The Obama budget will also reflect tight "caps" on agency operating budgets forged in last summer's budget and debt limit pact between Obama and House Speaker John Boehner. Those include a $6 billion cut in the budget for core Pentagon operations and cuts to many domestic agencies as well.

But it's commonly assumed that presidential politics will prevent Democrats and Republicans from renewing efforts for a broader budget agreement, though negotiations on Capitol Hill are under way in efforts to renew jobless benefits for the long-term unemployed and a 2 percentage point cut in payroll taxes and prevent a 27 percent cut in Medicare payments to doctors that's the product of an outdated funding formula.

Administration officials briefed reporters and issued a fact sheet after several figures were reported in The Wall St. Journal, which viewed leaked draft budget documents.

White House talking points said the budget will put "the nation on a path to live within our means - by cutting wasteful spending, asking all Americans to shoulder their fair share and making tough choices on some things we cannot afford, while keeping the investments we need to grow the economy and create jobs."

The president will also propose a six-year, $476 billion highway and surface transportation bill and $360 billion from curbs to federal health care programs like Medicare and Medicaid. There's $278 billion more in savings from non-health benefits programs like farm subsidies and federal civilian worker pensions.
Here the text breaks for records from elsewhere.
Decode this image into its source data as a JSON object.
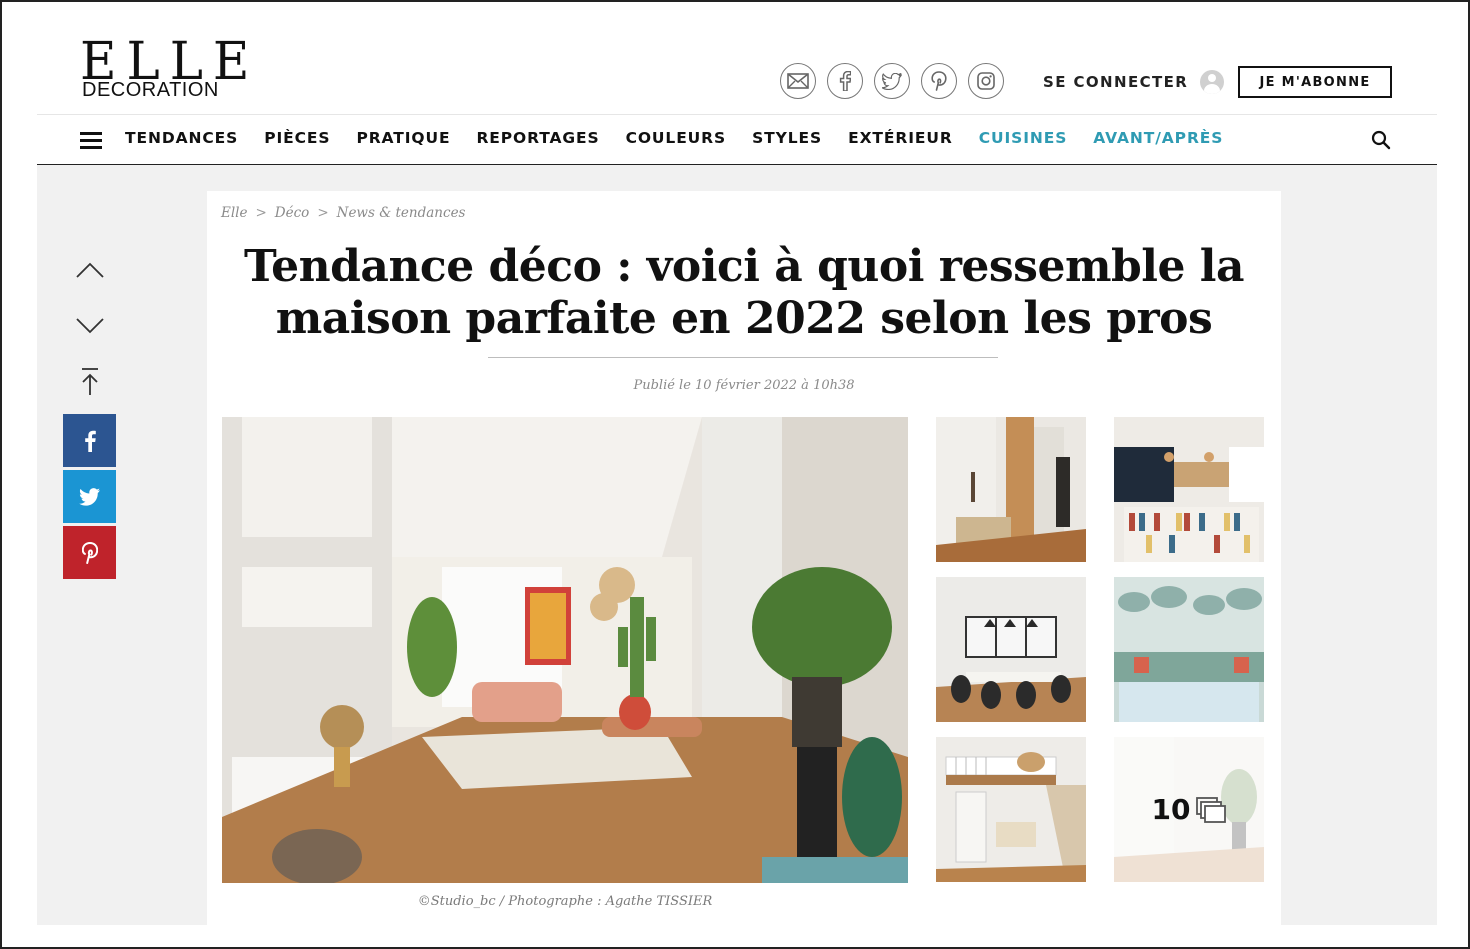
{
  "header": {
    "logo_main": "ELLE",
    "logo_sub": "DECORATION",
    "social_icons": [
      "email-icon",
      "facebook-icon",
      "twitter-icon",
      "pinterest-icon",
      "instagram-icon"
    ],
    "login_label": "SE CONNECTER",
    "subscribe_label": "JE M'ABONNE"
  },
  "nav": {
    "items": [
      {
        "label": "TENDANCES"
      },
      {
        "label": "PIÈCES"
      },
      {
        "label": "PRATIQUE"
      },
      {
        "label": "REPORTAGES"
      },
      {
        "label": "COULEURS"
      },
      {
        "label": "STYLES"
      },
      {
        "label": "EXTÉRIEUR"
      },
      {
        "label": "CUISINES"
      },
      {
        "label": "AVANT/APRÈS"
      }
    ],
    "accent_color": "#2f9bb3"
  },
  "breadcrumb": [
    "Elle",
    "Déco",
    "News & tendances"
  ],
  "article": {
    "title_line1": "Tendance déco : voici à quoi ressemble la",
    "title_line2": "maison parfaite en 2022 selon les pros",
    "published": "Publié le 10 février 2022 à 10h38",
    "credit": "©Studio_bc / Photographe : Agathe TISSIER",
    "more_photos_count": "10"
  },
  "share": {
    "facebook_color": "#2c5591",
    "twitter_color": "#1b95d3",
    "pinterest_color": "#bf232b"
  }
}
There's also an immediate $350 billion for job-creating measures, about $100 billion less than presented in Obama's September jobs plan because the administration is giving up on increasing the 2 percentage point payroll tax cut to 3.1 percent and giving it to businesses. Ideas like school modernization and road projects haven't gained traction in Congress, however.

The White House warned earlier this week that its economic assumptions - predictions of the unemployment rate averaging 8.9 percent this year - now look too pessimistic. They were made in mid-November, before a recent spate of positive news about the economy. If the economy performs better than officially projected, it'll mean a better fiscal performance for the government since greater growth means increased tax revenues.

"The forecast of the unemployment rate that will accompany the budget should be considered stale and out of date," White House economist Alan Krueger said Thursday.